Article 18. Un programme de formation continuée dit " programme communautaire annuel " est organisé annuellement et comporte deux volets :
1° une formation continuée est organisée pour les intervenants qui agissent dans le cadre de leur profession afin d'améliorer les pratiques dans une approche transversale et dans le cadre d'une prise en charge coordonnée des situations de maltraitance;
2° des programmes de formation intersectoriels sont proposés aux instances ou services compétents visés à l'article 3.
Article 19. Les Services du Gouvernement de la Communauté française organisent le programme communautaire annuel relatif à l'article 18 après approbation par le Gouvernement. Ils peuvent confier tout ou partie de l'animation et de l'encadrement de ce programme à des experts engagés à la prestation.
CHAPITRE II. - L'information des enfants et du grand public.

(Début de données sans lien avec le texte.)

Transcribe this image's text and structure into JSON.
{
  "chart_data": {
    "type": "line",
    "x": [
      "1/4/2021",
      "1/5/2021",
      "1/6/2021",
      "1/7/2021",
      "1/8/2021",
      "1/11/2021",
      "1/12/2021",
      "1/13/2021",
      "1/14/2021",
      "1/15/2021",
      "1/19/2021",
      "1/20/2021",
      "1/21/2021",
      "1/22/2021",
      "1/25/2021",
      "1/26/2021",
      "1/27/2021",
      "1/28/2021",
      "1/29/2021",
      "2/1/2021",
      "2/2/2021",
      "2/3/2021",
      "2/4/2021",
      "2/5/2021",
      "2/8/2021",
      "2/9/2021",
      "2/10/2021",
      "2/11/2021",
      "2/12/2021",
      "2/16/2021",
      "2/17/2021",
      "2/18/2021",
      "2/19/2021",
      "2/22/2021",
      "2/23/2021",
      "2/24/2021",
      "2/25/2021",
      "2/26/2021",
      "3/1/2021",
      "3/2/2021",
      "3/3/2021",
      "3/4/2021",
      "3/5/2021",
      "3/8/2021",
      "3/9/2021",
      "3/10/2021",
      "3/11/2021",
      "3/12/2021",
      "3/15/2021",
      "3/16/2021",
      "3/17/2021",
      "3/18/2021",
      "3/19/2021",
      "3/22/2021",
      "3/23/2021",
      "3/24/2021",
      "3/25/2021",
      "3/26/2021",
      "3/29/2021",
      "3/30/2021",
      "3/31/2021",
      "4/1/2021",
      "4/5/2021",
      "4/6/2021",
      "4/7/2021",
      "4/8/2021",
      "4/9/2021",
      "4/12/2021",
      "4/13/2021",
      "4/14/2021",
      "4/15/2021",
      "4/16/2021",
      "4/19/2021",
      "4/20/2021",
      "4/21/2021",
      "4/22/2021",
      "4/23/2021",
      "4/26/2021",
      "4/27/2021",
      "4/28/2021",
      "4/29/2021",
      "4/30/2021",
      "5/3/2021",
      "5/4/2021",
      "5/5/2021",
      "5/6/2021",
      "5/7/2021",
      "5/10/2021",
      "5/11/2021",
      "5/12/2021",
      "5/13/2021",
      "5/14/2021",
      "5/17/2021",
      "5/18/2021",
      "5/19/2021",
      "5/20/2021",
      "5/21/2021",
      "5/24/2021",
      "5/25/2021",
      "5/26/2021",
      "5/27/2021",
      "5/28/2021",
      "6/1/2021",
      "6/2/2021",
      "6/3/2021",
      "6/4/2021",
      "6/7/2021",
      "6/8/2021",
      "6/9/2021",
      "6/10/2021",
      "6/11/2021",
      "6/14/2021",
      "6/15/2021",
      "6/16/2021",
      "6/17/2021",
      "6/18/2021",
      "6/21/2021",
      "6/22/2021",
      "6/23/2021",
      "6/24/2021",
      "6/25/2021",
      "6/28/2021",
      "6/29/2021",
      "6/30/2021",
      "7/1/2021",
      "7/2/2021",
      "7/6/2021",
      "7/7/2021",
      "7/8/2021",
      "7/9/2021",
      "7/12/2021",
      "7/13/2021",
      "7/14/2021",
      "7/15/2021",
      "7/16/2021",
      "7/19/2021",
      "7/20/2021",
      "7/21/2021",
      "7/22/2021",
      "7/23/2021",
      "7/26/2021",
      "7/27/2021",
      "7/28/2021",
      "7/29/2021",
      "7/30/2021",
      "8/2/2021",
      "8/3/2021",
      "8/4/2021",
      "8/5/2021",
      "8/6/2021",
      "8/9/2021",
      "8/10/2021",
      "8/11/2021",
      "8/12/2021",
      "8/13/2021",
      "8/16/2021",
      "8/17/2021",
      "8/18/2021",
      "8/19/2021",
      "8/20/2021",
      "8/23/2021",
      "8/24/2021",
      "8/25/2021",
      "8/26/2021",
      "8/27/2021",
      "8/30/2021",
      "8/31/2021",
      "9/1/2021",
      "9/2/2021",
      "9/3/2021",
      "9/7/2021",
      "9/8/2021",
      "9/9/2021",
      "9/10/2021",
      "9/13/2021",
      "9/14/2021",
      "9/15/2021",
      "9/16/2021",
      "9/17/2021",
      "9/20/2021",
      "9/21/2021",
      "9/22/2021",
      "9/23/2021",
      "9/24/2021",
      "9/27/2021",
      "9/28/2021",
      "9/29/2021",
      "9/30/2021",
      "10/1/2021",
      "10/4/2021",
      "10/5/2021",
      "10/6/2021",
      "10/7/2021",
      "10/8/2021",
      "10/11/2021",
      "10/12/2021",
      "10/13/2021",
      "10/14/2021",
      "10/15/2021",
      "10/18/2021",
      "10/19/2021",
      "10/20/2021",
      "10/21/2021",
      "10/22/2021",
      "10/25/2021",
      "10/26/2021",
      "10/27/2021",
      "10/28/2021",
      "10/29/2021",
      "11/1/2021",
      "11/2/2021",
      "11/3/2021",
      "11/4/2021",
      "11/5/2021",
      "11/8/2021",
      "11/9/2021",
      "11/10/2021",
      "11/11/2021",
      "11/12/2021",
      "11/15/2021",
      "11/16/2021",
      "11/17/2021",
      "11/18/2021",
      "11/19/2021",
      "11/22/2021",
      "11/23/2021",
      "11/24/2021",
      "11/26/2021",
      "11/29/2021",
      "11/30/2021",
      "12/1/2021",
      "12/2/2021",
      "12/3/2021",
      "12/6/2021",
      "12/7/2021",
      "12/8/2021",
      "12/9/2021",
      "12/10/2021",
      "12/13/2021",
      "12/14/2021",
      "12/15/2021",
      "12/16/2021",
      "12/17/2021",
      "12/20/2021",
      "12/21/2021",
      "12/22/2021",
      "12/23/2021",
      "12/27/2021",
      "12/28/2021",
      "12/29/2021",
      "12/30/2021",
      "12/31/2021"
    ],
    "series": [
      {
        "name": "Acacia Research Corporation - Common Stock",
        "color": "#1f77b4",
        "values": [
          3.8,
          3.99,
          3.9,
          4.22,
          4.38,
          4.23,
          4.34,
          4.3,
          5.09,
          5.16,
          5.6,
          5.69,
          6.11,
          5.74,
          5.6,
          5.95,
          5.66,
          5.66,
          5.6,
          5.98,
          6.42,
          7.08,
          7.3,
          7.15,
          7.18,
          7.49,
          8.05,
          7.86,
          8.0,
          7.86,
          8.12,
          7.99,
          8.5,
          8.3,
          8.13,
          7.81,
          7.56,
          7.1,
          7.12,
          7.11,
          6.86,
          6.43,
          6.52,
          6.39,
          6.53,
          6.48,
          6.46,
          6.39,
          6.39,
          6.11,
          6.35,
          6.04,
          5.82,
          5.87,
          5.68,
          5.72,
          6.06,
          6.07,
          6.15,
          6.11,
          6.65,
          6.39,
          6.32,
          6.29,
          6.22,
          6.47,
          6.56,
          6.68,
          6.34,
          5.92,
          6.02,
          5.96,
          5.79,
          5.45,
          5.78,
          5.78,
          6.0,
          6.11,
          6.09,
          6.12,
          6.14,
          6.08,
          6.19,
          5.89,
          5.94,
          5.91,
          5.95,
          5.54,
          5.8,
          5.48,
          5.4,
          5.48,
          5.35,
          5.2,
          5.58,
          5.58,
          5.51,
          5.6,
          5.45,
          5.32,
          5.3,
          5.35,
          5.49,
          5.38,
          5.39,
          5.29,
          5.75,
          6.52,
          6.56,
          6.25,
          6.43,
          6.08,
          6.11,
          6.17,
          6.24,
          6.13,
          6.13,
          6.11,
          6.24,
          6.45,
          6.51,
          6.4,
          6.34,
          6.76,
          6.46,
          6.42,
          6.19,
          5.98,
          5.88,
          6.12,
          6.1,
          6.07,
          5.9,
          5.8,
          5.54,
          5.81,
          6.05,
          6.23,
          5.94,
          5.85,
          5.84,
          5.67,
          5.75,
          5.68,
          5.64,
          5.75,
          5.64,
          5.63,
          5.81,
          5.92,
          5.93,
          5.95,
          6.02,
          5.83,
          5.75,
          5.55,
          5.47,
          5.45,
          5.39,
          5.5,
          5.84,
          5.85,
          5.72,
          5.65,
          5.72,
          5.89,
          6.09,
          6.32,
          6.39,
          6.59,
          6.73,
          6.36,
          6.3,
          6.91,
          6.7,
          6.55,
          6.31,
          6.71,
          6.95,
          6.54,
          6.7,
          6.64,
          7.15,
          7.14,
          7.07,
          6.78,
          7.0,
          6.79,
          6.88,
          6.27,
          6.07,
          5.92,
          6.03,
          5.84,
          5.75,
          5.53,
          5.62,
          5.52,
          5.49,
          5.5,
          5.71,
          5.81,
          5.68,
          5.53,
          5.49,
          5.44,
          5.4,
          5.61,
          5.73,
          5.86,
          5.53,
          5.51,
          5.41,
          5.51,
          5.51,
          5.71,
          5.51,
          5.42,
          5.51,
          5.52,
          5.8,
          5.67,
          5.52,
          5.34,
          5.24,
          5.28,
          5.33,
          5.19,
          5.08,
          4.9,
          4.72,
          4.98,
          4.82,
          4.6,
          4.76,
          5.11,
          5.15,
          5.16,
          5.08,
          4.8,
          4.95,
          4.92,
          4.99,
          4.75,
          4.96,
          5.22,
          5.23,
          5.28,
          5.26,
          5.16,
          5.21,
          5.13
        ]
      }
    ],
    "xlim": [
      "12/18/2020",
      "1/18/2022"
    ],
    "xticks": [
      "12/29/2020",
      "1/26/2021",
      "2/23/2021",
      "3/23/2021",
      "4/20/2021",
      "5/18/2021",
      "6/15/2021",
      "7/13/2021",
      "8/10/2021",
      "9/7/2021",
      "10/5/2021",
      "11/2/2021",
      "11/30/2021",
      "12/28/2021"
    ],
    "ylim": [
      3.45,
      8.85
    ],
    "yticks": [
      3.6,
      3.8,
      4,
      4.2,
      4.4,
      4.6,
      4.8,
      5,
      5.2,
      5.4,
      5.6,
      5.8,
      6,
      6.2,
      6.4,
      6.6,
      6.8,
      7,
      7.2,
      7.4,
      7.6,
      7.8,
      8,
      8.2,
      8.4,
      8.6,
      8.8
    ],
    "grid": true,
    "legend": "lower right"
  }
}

Article 20. A l'exception du programme de l'Office, des campagnes d'information ou de sensibilisation à destination du grand public, des parents ou des enfants sont menées dans le but de prévenir la maltraitance, de faire connaître les services de prévention et d'aide aux enfants victimes de maltraitance et de faciliter l'accès à ces services. Ces campagnes s'organisent en soutien à l'action des professionnels.